Uber, Consumer Attorneys strike deal on rideshare lawsuits, end costly ballot war
Rideshare giant Uber and the Consumer Attorneys of California have agreed to yank competing ballot measures and work together on safety and judicial reform legislation, ending an already expensive fight before it intensified further ahead of the November election.
“Both sides agree: Californians deserve a system that’s safe, fair and accountable,” the two parties said in a joint statement on Thursday. “This agreement protects patients from unnecessary treatment or getting overcharged, ensures access to medical care and legal representation, and strengthens safety measures. We look forward to working with the California Legislature to pass this legislation.”
The proposed legislation would limit medical liens, which accident victims often use to access treatment immediately after an incident but which can accrue astronomical bills that cut into how much they recoup in settlements. The Legislature will need to act quickly to put the compromise into law — a bill needs to move by next Thursday or the two sides will restart their campaigns.
The technology company and the well-funded trial lawyers have already thrown tens of millions of dollars at each other in a fierce war of advertising. Uber’s campaign accused trial attorneys of unethically abusing their clients and attorneys said the company is attempting restructure longstanding civil justice laws to escape accountability for harm caused by its drivers.

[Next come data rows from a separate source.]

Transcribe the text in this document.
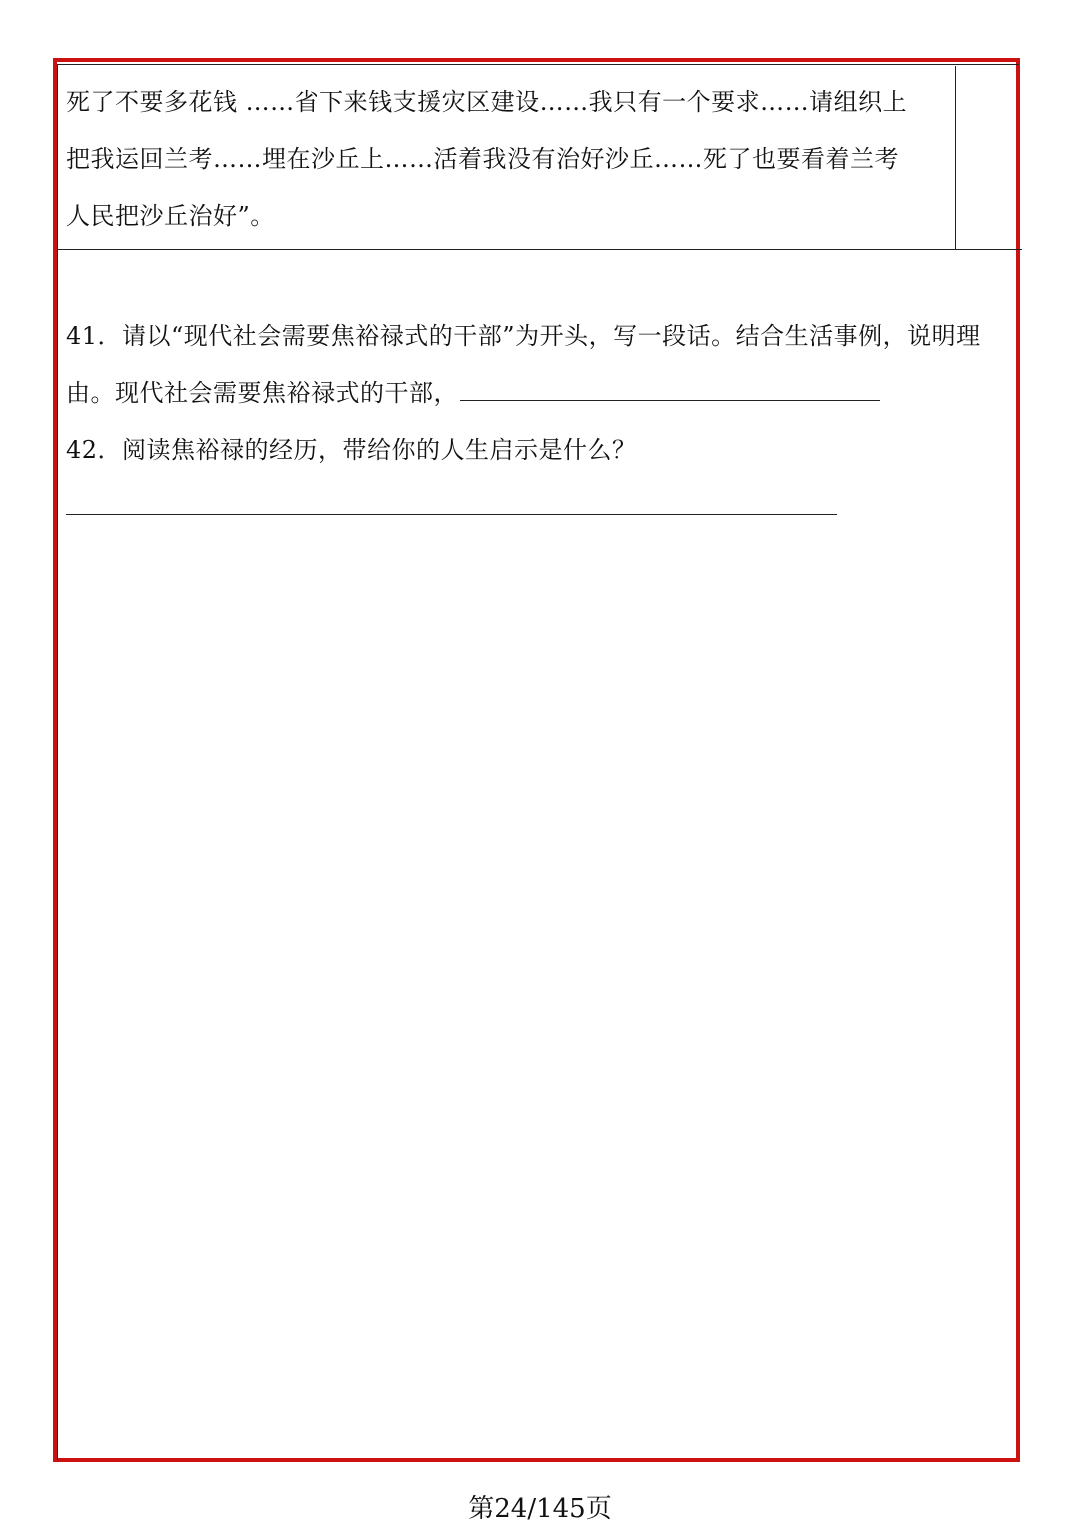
死了不要多花钱 ……省下来钱支援灾区建设……我只有一个要求……请组织上
把我运回兰考……埋在沙丘上……活着我没有治好沙丘……死了也要看着兰考
人民把沙丘治好”。
41．请以“现代社会需要焦裕禄式的干部”为开头，写一段话。结合生活事例，说明理
由。现代社会需要焦裕禄式的干部，
42．阅读焦裕禄的经历，带给你的人生启示是什么？
第24/145页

Uber had spent more than $25 million just since the start of the year, according to campaign filings. The attorneys’ campaign, Alliance Against Corporate Abuse, had spent more than $20 million. Both sides had plenty left in the tank, though Uber was ultimately expected to outspend its rival.
Uber had taken aim at medical liens in its fight against the Consumer Attorneys, whom they sought to portray as ambulance chasers preying on car accident victims. The proposed deal would ban relationships between trial attorneys and healthcare facilities where providers treat patients in exchange for a medical lien they can collect on following a trial settlement. Attorneys have said those relationships are by and large unethical, but also rare.
Especially expensive medical lien recoveries in court would be capped unless a judge determines it was a necessary specialized or rare treatment. Uber’s campaign had surfaced stories of people injured in car accidents who said they received expensive and ultimately unhelpful medical procedures, and suspected they were done to increase a possible settlement amount.
A representative for the California Medical Association, which represents many of the state’s physicians, said in a statement that the association considered the deal a positive step.
“CMA is encouraged by the negotiations and ongoing work to pursue this issue through the legislative process instead of the ballot,” group spokesperson Erin Mellon said.
Under the proposed legislation, Uber would also adopt safety measures like more stringent background checks for drivers.
The company’s critics allege lax scrutiny has driven sexual assault and harassment claims against a ballooning number of Uber drivers. The Consumer Attorneys had zeroed in on two recent major court decisions and a New York Times investigation finding that Uber received a sexual assault complaint about a driver every eight minutes between 2017 and 2022, to bolster their case.
Though the ballot measure campaign may have been fought to a draw, at least for now, a separate dispute over Republican California congressman’s effort to include sweeping protections for ride-hailing companies in a must-pass federal spending bill appears to continue.
The deal also spares Gov. Gavin Newsom from having to weigh in as he races against the clock to negotiate a tax on billionaires’ wealth off the ballot ahead of the June 25 deadline.
Legal experts outside the trial attorneys’ campaigns had worried about Uber’s measure, which they said could sharply restrict courtroom access for people in unrelated car accidents who do not have the money to pay an attorney’s high fees up front. The contingency fee system allows attorneys to represent people who can’t afford an hourly rate on the presumption that the attorneys will earn their costs, and a profit, through an eventual settlement.